Japan readily accepted Bangkok as a new venue. It couldn't have been too keen on Pyongyang's proposed alternatives.

"Now that the decisions to hold the game in Bangkok is finalized, we will make preparations so that we can play the perfect game in Bangkok," said Japan Football Association chairman Saburo Kawabuchi. "The main issue is how the team can overcome the condition that there will be no audience."

Japan is the reigning Asian Cup champion and needs only one point on Wednesday to secure a spot in the World Cup finals for the third consecutive time.

North Korea hasn't qualified for soccer's marquee event since its crowning moment in 1966, when it stunned much favored Italy to reach the final eight of World Cup competition.

The North has been struggling in this campaign, conceding seven goals and scoring only twice in four losses.
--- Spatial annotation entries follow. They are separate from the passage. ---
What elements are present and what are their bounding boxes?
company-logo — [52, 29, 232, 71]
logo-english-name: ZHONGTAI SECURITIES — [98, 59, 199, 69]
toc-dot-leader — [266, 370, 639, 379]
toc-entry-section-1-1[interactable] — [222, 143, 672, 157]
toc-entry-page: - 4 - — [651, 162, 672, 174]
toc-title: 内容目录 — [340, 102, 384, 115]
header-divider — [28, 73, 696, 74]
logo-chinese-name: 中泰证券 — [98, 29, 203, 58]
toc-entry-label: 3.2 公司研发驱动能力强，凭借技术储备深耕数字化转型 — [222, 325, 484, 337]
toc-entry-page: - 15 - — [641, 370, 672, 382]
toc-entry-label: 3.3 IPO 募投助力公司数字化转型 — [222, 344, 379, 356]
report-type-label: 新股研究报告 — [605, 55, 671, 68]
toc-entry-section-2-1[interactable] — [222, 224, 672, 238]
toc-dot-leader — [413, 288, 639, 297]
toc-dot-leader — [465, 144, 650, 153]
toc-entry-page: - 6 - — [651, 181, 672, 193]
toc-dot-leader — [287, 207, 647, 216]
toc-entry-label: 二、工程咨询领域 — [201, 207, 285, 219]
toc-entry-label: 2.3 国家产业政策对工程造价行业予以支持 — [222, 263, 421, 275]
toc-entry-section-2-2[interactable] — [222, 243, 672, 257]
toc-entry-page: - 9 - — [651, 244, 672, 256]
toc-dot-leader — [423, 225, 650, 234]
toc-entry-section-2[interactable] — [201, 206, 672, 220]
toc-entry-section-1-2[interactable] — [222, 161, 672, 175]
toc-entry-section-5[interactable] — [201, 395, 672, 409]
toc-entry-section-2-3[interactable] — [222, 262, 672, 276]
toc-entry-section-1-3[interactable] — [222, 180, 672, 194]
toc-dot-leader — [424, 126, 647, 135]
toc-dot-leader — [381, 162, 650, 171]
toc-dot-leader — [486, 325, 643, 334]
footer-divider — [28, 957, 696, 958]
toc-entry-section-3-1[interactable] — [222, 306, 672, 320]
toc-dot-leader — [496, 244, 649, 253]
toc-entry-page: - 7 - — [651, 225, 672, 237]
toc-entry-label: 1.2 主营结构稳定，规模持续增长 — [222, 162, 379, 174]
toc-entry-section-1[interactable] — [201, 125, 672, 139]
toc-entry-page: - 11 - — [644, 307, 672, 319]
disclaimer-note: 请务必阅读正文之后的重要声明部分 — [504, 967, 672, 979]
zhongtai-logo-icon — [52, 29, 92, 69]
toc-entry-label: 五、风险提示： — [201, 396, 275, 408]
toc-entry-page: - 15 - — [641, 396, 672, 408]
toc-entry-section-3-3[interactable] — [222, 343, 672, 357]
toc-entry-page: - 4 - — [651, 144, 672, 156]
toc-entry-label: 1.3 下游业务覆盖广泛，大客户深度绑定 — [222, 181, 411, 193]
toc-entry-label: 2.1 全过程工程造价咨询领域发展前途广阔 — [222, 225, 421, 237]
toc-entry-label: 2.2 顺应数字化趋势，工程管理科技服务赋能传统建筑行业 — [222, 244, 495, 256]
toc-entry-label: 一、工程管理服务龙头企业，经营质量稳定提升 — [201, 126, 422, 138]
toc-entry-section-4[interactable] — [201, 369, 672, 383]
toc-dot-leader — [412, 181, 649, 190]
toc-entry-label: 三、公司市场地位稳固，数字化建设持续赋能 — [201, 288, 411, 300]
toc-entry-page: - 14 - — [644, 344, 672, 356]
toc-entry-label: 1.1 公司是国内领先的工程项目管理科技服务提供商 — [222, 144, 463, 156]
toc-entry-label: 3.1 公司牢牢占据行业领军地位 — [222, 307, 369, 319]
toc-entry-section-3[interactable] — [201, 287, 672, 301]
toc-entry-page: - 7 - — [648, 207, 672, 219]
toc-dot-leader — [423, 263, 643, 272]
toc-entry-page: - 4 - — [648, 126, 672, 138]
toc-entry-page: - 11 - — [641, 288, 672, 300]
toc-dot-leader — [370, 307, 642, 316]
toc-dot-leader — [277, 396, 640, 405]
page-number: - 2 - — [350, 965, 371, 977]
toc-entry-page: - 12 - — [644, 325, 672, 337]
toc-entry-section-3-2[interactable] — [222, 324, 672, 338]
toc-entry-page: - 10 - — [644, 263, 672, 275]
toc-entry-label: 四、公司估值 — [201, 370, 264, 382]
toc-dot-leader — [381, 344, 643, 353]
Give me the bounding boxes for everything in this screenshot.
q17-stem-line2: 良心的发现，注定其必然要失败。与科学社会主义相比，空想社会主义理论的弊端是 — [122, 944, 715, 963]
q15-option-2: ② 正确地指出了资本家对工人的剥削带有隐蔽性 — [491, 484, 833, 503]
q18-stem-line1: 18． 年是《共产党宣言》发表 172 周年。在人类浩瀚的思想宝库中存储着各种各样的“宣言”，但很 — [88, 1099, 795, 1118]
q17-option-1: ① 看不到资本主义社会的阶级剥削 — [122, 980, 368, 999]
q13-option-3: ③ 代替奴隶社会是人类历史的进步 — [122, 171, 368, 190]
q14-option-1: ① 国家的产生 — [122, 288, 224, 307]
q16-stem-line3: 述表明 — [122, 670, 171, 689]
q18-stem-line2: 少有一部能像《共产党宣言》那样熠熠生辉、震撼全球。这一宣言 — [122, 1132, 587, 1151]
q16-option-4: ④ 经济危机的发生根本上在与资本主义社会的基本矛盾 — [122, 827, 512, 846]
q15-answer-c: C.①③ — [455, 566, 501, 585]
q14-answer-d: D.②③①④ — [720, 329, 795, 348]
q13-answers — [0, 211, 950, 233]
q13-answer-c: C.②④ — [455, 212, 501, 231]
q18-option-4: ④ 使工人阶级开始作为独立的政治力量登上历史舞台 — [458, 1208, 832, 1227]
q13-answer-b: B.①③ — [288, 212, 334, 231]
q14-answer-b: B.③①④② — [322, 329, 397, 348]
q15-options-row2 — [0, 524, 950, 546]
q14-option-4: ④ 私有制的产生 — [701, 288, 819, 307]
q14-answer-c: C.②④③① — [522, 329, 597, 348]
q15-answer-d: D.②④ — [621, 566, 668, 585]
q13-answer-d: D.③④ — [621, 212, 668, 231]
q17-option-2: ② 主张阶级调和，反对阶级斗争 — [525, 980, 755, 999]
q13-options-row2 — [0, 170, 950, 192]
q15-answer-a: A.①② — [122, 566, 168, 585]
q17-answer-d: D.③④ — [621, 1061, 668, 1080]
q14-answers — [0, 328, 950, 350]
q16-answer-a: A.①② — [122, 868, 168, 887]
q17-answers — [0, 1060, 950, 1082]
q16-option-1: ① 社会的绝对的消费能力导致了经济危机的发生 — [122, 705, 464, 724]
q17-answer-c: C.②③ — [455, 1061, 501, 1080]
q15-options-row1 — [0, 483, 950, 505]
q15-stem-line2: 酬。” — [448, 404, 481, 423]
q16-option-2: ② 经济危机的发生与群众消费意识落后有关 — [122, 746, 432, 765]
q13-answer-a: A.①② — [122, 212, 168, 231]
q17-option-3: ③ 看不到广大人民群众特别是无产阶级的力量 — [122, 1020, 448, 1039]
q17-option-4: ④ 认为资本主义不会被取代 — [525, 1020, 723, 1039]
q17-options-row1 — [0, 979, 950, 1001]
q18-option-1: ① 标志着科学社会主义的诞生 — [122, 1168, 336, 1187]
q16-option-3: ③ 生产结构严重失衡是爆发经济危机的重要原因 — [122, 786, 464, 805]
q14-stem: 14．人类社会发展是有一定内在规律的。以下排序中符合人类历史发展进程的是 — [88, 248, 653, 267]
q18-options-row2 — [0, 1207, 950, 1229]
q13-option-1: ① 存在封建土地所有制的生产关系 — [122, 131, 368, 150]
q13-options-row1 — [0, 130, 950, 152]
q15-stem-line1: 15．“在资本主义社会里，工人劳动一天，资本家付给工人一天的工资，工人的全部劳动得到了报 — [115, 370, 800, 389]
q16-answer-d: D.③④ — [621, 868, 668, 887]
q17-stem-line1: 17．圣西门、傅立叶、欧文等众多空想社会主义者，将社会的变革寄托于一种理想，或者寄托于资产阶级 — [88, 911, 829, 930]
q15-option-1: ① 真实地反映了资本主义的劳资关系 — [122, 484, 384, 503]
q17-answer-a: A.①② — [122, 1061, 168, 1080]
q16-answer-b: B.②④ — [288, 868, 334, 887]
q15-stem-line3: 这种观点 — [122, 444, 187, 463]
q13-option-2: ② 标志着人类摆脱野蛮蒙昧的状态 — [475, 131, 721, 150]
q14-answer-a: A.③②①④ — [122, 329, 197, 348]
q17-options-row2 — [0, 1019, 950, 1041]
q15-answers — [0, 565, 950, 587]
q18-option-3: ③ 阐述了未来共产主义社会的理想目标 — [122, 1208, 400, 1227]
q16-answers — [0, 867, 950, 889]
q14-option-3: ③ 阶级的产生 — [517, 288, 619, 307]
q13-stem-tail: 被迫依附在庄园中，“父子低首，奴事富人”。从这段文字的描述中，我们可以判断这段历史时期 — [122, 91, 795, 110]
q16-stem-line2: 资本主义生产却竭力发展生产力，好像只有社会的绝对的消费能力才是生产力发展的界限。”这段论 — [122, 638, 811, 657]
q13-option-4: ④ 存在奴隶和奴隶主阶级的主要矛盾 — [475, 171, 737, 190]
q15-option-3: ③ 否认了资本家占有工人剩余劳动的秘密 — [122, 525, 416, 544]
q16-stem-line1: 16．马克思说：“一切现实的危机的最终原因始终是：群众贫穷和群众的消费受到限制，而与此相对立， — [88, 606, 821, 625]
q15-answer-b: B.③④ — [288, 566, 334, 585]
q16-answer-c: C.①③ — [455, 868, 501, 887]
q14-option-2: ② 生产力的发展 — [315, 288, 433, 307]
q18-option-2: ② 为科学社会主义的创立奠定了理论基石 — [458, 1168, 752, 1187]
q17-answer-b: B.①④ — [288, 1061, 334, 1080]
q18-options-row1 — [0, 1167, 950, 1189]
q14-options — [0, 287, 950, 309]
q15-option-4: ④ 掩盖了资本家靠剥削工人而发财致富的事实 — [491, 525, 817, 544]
Before his team played in Pyongyang in May, Iran coach Branko Ivankovic had predicted it would be North Korea's "last chance" to keep its qualifying hopes alive.

So the pressure was on when kickoff came, 10 minutes late because a massive crowd was still finding their seats,

At the 85th minute, with Iran up 2-0, mayhem arose when North Korea's Nam Song Chol charged toward the Iranian goal and fell down — apparently pulled by an Iranian defender.

When the referee did not award North Korea a penalty, nearly the entire team charged the official, and reports said fans began ripping up their seats and tossing them on the field.

Bottles and rocks were thrown onto the field, and masses of North Koreans surrounded the Iranian team's bus after the match — a rarely seen display of public violence in the authoritarian country.

It took riot police two hours to clear a way for the Iranians and the referees to make their way back to their hotel.